The documentary follows Marquez and a team of other researchers as they tag and track great white sharks in the unusual environment of Guadalupe Island, 240km off the coast of Mexico’s Baja California peninsula, where the sharks hunt enormous elephant seals as well as a variety of other prey.
“We were trying to figure out how great white sharks hunt in Guadalupe, specifically because it is an area where the water is very clear and so the ambush predation that great white sharks are known to do is made harder because their prey can actually see them coming,” Marquez explains.
“We thought that most of their kills would be in what we call the ‘kill zone’, in the dark depths around Guadalupe, and we found that it’s not the case.”
Telemetry data and video footage from the high-tech tracking tags revealed that individual sharks take very different approaches to hunting in the waters around Guadalupe.
“It’s very similar to how you and I are both humans but we have different tastes and make different meals,” Marquez says.
“Great white sharks are very individualistic in what they eat and how they hunt. While some of them still are probably doing the ambush attack, their success rate isn’t the best.”
Marquez, who has spent years studying sharks around the world and is currently working on a shark-related PhD project at Curtin University, says she still feels “pure excitement” every time she sees a shark.
“I never get tired of being in the water with them and seeing these massive top predators glide effortlessly through the water,” she says. “It’s those kind of moments where I just sit back, whether I’m in a cage or I’m scuba diving, and think ‘If people could see them in their habitat like this it would really change the perception they have of sharks.’
“They’re not these mindless, man-eating monsters, they’re actually very intelligent, very important animals.”
Marquez has founded The Fins United Initiative (www.finsunited.co.nz) to help dispel myths about sharks and spread awareness of the important roles they play in ocean ecosystems and the huge threats they face.
“It is an uphill battle for them.
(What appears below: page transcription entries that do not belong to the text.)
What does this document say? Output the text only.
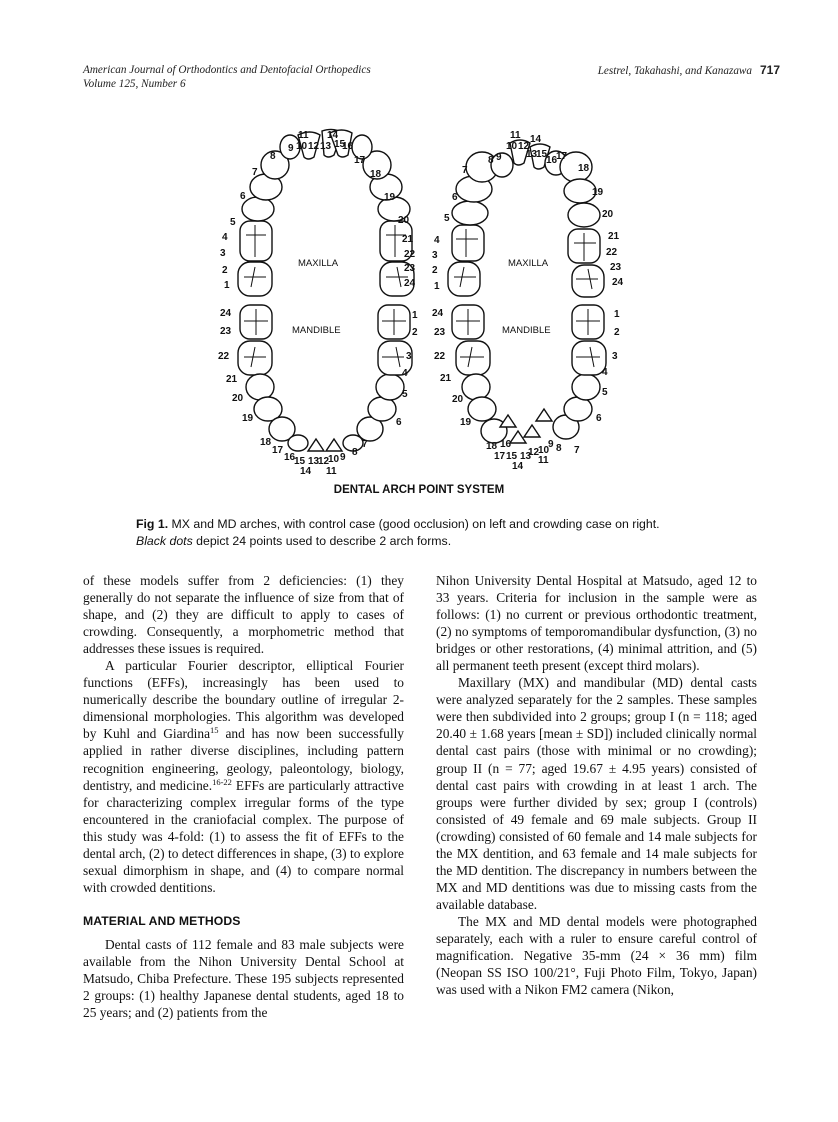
American Journal of Orthodontics and Dentofacial Orthopedics
Volume 125, Number 6
Lestrel, Takahashi, and Kanazawa 717
1
2
3
4
5
6
7
8
9 10
11
12 13
14
15
16
17
18
19
20
21
22
23
24
MAXILLA
24
23
22
21
20
19
18
17
16
15
14
13
12
11
10 9 8
7
6
5
4
3
2
1
MANDIBLE
1
2
3
4
5
6
7
8 9
10
11
12
13
14
15
16
17
18
19
20
21
22
23
24
MAXILLA
24
23
22
21
20
19
18
17
16
15
14
13
12
11
10
9 8 7
6
5
4
3
2
1
MANDIBLE
DENTAL ARCH POINT SYSTEM
Fig 1. MX and MD arches, with control case (good occlusion) on left and crowding case on right.
Black dots depict 24 points used to describe 2 arch forms.

of these models suffer from 2 deficiencies: (1) they generally do not separate the influence of size from that of shape, and (2) they are difficult to apply to cases of crowding. Consequently, a morphometric method that addresses these issues is required.

A particular Fourier descriptor, elliptical Fourier functions (EFFs), increasingly has been used to numerically describe the boundary outline of irregular 2-dimensional morphologies. This algorithm was developed by Kuhl and Giardina$^{15}$ and has now been successfully applied in rather diverse disciplines, including pattern recognition engineering, geology, paleontology, biology, dentistry, and medicine.$^{16-22}$ EFFs are particularly attractive for characterizing complex irregular forms of the type encountered in the craniofacial complex. The purpose of this study was 4-fold: (1) to assess the fit of EFFs to the dental arch, (2) to detect differences in shape, (3) to explore sexual dimorphism in shape, and (4) to compare normal with crowded dentitions.

MATERIAL AND METHODS

Dental casts of 112 female and 83 male subjects were available from the Nihon University Dental School at Matsudo, Chiba Prefecture. These 195 subjects represented 2 groups: (1) healthy Japanese dental students, aged 18 to 25 years; and (2) patients from the

Nihon University Dental Hospital at Matsudo, aged 12 to 33 years. Criteria for inclusion in the sample were as follows: (1) no current or previous orthodontic treatment, (2) no symptoms of temporomandibular dysfunction, (3) no bridges or other restorations, (4) minimal attrition, and (5) all permanent teeth present (except third molars).

Maxillary (MX) and mandibular (MD) dental casts were analyzed separately for the 2 samples. These samples were then subdivided into 2 groups; group I (n = 118; aged 20.40 ± 1.68 years [mean ± SD]) included clinically normal dental cast pairs (those with minimal or no crowding); group II (n = 77; aged 19.67 ± 4.95 years) consisted of dental cast pairs with crowding in at least 1 arch. The groups were further divided by sex; group I (controls) consisted of 49 female and 69 male subjects. Group II (crowding) consisted of 60 female and 14 male subjects for the MX dentition, and 63 female and 14 male subjects for the MD dentition. The discrepancy in numbers between the MX and MD dentitions was due to missing casts from the available database.

The MX and MD dental models were photographed separately, each with a ruler to ensure careful control of magnification. Negative 35-mm (24 × 36 mm) film (Neopan SS ISO 100/21°, Fuji Photo Film, Tokyo, Japan) was used with a Nikon FM2 camera (Nikon,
They don’t have the best PR,” she says. “But I do think that Shark Week and other documentaries are starting to open people’s eyes to (the fact that) if we want a healthy ocean we do need sharks.”
While shark attacks make headlines in Australia every year, Marquez says that the magnifying effect of media reports and social media discussion can make attacks seem much more common than they really are. Besides, she points out, sharks aren’t actually hunting us.
“They have a little nibble to figure out whether you’re food or not, and once they figure out you’re not food they release you,” she says.
“The problem is that their teeth are designed to cut through blubber, through muscle, through bone, through (turtle) shell. So think about how much we bleed after a paper cut or a rug burn, and a ‘little nibble’ from a shark can prove to be fatal for us. But we’re not on their menu. Not at all.”
While Marquez sees numerous shark species facing existential threats from overfishing, bycatch and environmental degradation, she hopes that Shark Week documentaries can play a part in inspiring people to help.
“Look at these shows. Realise the beauty that we have under the waves in the form of these amazing animals, and then care enough to do something about it.”
WHAT Great White Kill Zone: Guadalupe
WHEN Discovery Channel, Monday, December 9, 9.25pm. Shark Week airs on Discovery from Thursday, December 5.